Kernelization for subgraph existence problems in weakly closed graphs

FPT algorithms for Independent Dominating Set and Dominating Clique

Abstract

A graph $G$ is weakly $\gamma$-closed if every induced subgraph of $G$ contains one vertex $v$ such that for each non-neighbor $u$ of $v$ it holds that $|N(u)\cap N(v)|<\gamma$. The weak closure $\gamma(G)$ of a graph, recently introduced by Fox et al. [SIAM J. Comp. 2020], is the smallest number such that $G$ is weakly $\gamma$-closed. This graph parameter is never larger than the degeneracy (plus one) and can be significantly smaller.
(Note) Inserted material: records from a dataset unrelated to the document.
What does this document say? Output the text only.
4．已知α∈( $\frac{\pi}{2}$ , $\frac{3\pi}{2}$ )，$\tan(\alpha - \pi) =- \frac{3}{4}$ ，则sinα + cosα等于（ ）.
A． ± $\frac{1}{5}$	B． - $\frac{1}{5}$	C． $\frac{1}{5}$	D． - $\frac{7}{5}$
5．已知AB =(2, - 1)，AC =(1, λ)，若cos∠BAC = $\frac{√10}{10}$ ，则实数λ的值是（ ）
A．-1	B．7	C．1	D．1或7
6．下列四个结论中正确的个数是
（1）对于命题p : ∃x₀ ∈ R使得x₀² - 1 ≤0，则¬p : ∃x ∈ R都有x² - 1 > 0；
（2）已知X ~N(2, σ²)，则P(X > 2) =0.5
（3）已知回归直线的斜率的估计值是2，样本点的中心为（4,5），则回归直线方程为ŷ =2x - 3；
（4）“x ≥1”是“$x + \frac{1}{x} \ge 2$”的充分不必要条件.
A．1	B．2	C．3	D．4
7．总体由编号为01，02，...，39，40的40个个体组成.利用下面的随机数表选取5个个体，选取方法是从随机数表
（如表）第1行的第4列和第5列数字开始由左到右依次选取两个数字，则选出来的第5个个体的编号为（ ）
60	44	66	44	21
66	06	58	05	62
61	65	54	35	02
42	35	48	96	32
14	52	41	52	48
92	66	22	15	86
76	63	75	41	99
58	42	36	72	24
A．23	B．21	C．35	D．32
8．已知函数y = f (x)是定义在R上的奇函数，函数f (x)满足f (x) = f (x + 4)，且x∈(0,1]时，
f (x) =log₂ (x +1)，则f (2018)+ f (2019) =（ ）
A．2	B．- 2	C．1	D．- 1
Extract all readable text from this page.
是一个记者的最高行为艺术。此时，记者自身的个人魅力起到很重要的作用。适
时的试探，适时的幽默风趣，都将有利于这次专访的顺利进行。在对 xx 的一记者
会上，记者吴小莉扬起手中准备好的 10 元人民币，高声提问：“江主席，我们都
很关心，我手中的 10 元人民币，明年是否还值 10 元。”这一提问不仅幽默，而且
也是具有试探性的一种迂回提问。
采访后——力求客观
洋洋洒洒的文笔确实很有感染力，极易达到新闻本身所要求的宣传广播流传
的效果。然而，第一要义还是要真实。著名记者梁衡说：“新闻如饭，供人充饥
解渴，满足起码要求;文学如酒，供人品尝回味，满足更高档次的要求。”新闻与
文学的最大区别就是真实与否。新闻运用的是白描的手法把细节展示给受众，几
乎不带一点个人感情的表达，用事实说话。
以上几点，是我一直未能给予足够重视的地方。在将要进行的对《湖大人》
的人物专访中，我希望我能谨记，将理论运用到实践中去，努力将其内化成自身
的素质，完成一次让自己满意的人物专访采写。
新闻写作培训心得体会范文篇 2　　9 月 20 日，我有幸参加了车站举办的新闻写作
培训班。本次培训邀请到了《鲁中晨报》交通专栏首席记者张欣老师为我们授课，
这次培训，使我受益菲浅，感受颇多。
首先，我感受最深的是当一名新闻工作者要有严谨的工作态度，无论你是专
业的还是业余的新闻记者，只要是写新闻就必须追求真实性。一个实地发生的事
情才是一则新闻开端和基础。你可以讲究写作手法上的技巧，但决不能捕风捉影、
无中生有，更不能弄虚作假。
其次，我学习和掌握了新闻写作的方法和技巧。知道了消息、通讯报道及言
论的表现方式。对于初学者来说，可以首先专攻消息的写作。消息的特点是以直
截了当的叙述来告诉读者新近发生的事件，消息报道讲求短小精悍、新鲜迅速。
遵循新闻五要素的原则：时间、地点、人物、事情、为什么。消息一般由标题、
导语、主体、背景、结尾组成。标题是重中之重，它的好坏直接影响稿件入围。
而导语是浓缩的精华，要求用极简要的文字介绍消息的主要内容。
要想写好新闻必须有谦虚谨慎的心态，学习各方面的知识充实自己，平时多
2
Extending the work of Fox et al. [SIAM J. Comp. 2020] on clique enumeration, we show that several problems related to finding dense subgraphs, such as the enumeration of bicliques and $s$-plexes, are fixed-parameter tractable with respect to $\gamma(G)$. Moreover, we show that the problem of determining whether a weakly $\gamma$-closed graph $G$ has a subgraph on at least $k$ vertices that belongs to a graph class $\mathcal{G}$ which is closed under taking subgraphs admits a kernel with at most $\gamma k^2$ vertices. Finally, we provide fixed-parameter algorithms for Independent Dominating Set and Dominating Clique when parameterized by $\gamma+k$ where $k$ is the solution size.